/ Cuillin Conditions leading up to May Bank Holiday
As the first May bank holiday approaches rapidly snow fields in the Cuillin aren't melting very fast at all; in fact there's more snow forecast over the weekend ahead. The heavy winter has left old snow very consolidated; nearly a week of warm wet westerlies only removed a small percentage of this with north facing snow slopes appearing almost untouched.
Crampons will be needed for almost all of the Cuillin Munros with the exception of Sgurr na Banachdaich, Bla bheinn and Sgurr nan Eag. The In Pinn may be possible without crampons if the south facing slab to the foot of the route washes down & gets some sun over the next few days. Approach by the West Ridge of Sgurr Dearg has small snow patches but is quite well stepped.
TRAVERSES & CLASSICS
Classic routes such as the Traverse, Pinnacle Ridge, Coire Lagan will be very serious undertakings. Linking any peaks still involves a choice of adhering rigidly to the crest or scarily traversing steep snow that is sitting on the normal ledge systems; both slow work compared to ideal summer conditions. Clach Glas is almost clear of snow but the ascent to Blaven is definitely still axe & crampon terrain. Descent from the Putting Green is possible but some caution still needed in the first few hundred feet. Kings Chimney will be way preferable to Collies Ledge for a while to come. More abseils will be required than normal so extra tat should be carried. Quite a few parties have been using snow bollards for anchors too.
We are choosing our objectives as carefully as possible to avoid long snowfield descents; going up snow slopes is a lot safer than going down. Particularly daunting are the Great Stone Shoot, Coire a' Bhasteir, Coire na Banachdaich and An Dorus. See the close-up shot of Great Stone Shoot http://www.ukclimbing.com/images/dbpage.html?id=218348. Be prepared to turn in and front point down for some quite long distances with ice axe likely to be in "dagger" position.
South facing crags were incredibly dry and snow free until the latest rain arrived. They are likely to dry rapidly again luckily, just be careful on descents. The Cioch is clear but Eastern Gully has still got some big snow patches in and may affect choice of descent. There's always the suntraps at the coast if the hills are too cold; guidebooks for Cuillin or Seacliffs can be ordered through this website if you need them.

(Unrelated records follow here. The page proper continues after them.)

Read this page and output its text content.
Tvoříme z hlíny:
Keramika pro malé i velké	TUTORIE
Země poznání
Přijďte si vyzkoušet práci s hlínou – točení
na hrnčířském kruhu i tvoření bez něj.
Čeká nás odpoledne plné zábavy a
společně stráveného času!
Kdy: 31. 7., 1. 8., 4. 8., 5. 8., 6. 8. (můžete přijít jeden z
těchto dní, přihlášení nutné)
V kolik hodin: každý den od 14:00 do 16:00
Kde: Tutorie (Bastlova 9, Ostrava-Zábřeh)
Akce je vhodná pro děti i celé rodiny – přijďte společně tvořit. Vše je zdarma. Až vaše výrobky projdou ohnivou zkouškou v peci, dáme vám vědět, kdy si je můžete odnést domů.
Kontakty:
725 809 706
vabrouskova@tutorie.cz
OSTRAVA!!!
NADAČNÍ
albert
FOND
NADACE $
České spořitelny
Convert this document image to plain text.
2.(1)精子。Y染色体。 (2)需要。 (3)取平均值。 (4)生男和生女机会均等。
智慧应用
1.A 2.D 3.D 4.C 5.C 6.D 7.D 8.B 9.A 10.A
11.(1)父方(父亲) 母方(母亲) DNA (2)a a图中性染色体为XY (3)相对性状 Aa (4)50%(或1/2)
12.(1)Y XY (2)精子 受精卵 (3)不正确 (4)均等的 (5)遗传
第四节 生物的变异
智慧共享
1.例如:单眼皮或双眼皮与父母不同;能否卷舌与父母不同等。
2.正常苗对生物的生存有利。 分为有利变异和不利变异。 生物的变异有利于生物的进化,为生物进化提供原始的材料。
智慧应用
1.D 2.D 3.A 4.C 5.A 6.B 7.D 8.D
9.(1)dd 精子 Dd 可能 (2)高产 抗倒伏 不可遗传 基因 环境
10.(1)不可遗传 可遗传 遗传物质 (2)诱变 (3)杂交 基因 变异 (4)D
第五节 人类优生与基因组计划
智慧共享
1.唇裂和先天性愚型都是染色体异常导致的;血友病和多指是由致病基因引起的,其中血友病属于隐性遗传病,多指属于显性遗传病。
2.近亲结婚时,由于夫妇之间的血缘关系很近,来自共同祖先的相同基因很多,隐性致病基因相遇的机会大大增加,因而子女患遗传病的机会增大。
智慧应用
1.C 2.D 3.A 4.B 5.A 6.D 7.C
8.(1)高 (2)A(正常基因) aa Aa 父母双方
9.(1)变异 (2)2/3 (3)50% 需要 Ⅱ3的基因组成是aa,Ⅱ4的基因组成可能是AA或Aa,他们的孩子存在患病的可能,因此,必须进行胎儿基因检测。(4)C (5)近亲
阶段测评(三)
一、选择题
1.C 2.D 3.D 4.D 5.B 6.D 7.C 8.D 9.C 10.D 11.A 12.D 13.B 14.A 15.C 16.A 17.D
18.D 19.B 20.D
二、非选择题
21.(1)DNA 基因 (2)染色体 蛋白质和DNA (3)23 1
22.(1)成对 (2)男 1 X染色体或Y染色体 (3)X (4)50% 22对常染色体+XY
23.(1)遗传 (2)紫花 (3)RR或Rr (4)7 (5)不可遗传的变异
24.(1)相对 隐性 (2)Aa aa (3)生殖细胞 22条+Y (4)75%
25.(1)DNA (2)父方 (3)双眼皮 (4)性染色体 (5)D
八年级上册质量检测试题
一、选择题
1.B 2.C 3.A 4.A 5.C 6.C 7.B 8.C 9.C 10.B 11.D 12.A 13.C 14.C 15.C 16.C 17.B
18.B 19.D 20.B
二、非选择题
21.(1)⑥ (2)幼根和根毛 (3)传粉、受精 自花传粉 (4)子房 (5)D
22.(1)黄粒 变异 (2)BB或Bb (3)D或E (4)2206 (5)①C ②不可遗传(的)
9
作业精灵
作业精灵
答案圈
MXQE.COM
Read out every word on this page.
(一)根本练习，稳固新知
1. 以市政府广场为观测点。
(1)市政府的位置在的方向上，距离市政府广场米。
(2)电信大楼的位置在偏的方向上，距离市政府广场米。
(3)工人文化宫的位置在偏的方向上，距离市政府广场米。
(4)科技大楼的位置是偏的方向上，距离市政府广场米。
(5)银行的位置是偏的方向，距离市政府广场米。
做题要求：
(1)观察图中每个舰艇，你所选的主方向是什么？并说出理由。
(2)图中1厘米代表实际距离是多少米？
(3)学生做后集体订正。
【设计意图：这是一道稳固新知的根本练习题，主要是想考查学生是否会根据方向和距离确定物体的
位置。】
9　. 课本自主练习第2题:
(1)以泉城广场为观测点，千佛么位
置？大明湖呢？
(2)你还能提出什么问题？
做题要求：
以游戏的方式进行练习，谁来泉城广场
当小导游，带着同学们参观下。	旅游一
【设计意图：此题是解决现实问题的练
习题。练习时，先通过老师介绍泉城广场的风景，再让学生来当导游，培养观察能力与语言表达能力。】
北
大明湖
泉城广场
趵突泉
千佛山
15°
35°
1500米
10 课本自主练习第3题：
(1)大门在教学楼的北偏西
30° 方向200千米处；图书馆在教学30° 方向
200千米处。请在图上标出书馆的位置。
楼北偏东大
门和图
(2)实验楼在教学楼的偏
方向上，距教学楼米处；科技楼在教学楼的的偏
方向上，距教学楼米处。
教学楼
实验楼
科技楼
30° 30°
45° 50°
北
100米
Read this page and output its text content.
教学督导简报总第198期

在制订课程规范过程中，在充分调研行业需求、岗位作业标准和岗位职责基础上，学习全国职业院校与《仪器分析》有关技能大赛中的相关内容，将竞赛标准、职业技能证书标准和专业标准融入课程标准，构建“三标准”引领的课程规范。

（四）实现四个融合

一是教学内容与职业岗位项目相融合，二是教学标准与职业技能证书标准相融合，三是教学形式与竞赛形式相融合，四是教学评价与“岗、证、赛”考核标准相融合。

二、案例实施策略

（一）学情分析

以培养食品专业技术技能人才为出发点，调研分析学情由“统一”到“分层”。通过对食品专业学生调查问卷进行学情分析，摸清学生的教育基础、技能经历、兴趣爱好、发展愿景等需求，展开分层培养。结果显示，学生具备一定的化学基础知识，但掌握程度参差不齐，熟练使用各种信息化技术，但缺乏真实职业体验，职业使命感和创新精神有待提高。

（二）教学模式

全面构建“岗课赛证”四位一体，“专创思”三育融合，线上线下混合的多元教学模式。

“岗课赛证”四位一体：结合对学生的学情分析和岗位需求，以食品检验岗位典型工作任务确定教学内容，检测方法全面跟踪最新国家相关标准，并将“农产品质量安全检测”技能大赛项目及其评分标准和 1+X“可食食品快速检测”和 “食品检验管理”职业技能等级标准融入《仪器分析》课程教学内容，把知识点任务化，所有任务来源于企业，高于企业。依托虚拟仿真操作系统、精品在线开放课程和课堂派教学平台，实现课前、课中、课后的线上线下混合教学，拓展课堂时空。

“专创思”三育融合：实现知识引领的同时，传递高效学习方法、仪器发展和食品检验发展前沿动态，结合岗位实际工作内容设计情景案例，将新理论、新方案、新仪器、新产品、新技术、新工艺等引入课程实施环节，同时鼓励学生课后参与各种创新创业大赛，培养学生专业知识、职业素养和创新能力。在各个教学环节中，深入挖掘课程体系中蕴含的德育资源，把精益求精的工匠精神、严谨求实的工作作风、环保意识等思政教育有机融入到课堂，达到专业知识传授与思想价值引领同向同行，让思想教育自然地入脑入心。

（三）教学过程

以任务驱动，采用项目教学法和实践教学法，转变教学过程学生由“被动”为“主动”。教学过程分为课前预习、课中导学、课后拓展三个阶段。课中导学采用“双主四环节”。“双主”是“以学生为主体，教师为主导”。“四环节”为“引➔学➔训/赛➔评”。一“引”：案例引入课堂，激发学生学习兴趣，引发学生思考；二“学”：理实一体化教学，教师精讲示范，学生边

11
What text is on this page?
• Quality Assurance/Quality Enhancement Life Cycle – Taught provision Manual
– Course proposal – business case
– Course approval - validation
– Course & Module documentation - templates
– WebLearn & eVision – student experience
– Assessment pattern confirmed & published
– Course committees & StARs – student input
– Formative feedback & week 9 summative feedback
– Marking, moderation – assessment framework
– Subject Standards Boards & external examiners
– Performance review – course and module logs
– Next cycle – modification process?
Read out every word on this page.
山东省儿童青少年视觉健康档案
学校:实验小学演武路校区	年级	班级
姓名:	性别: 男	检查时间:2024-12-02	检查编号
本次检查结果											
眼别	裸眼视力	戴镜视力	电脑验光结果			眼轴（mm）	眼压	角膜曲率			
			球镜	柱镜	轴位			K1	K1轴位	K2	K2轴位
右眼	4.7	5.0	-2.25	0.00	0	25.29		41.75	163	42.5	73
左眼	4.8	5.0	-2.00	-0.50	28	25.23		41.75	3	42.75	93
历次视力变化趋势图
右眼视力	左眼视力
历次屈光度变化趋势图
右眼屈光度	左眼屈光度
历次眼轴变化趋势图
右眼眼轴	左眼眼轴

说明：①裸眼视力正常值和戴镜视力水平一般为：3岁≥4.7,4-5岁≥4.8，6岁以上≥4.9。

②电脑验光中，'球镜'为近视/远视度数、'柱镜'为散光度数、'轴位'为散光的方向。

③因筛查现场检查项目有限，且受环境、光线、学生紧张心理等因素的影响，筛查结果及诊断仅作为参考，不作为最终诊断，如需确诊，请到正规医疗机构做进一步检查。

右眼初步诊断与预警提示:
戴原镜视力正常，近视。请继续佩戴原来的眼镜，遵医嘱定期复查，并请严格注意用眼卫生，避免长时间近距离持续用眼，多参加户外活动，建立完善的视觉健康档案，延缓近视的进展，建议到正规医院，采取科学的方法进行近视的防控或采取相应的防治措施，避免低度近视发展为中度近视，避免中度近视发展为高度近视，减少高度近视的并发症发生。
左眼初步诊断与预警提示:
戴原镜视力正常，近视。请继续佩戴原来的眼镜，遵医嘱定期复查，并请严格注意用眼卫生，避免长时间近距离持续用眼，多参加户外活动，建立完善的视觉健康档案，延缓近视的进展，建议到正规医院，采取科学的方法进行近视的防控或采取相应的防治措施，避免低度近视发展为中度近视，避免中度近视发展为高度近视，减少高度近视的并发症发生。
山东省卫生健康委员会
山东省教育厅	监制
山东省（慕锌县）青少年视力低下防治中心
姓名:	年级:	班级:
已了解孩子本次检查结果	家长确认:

Aye conditions caught me out a wee bit at the weekend Mike. Set of to help a female pal bag Sgurr a Mhadaidh and Sgurr a Ghreadaidh. Low cloud, with rain turning to snow at 600m, thick clag, strong winds. Cramponing up towards An Dorus, no rope, no gear, no way, we turned around and headed back down. Due to the low cloud obscuring the snow fields we carried axe and crampons as a "precaution" Haha! On the plus side the stormy conditions helped me and a mate fill a wee gap in our complex Cuillin jigsaw with a wee low level walk up Glen Sligachan and Harta Coire towards Lota Coire. What an awesome place!
Awesome as you say!
Snow will have gone by my rearranged visit in 10 days I fear.
up but didn't comment on conditions yet so here goes-
Old snow pack started to go off on Thursday but top 100m of An Dorus rock hard on Fri. Softening again Saturday. Fresh building up on the old snow but reasonably well bonded.
Fresh snow each day added interest to the ridges; quite good quantities actually made far more pleasant than expected with mostly good footings rather than squealing on rocks.
Overall you do need crampons for any of the narrower sections of Ridge for sure. Easier peaks & slopes may be okay just now but beware days following clear sky nights.
Full Traverse looking very improbable for a wee while yet...
Jaala and I are planning on coming up for 5 days at the end on May, camping at GB. Not climbing but will be out walking/scrambling. She wants to get the boat across and walk glen slighan so need some transport advice, will email you off forum. See you soon! <its your round BTW>
Superb info as ever.
Mike Lates, as echoed thanks for bothering to inform us.
I have no idea what to pack yet lol B3s and G12s or B1s and G10s. Winter Softshells/Hardshells or summer trousers and a pair of waterproof!
Clach Glas/Blaven was crampon free yesterday. I'll update the blog with recent pics some point this afternoon.
I've been in G10's but on B3 boots but G12's would be better. Carrying lots of clothes on approach but using them! Mixed routes on Thearlaich looked A1 yestersday choked with fresh ice!
Been feeling a bit ill since easter so not been out for a while, hopefully this weekend.
Thanks Mike. Is 150m a typo I take it?
Guess it'll be the full kit bag: winter, summer and shoulder season gear.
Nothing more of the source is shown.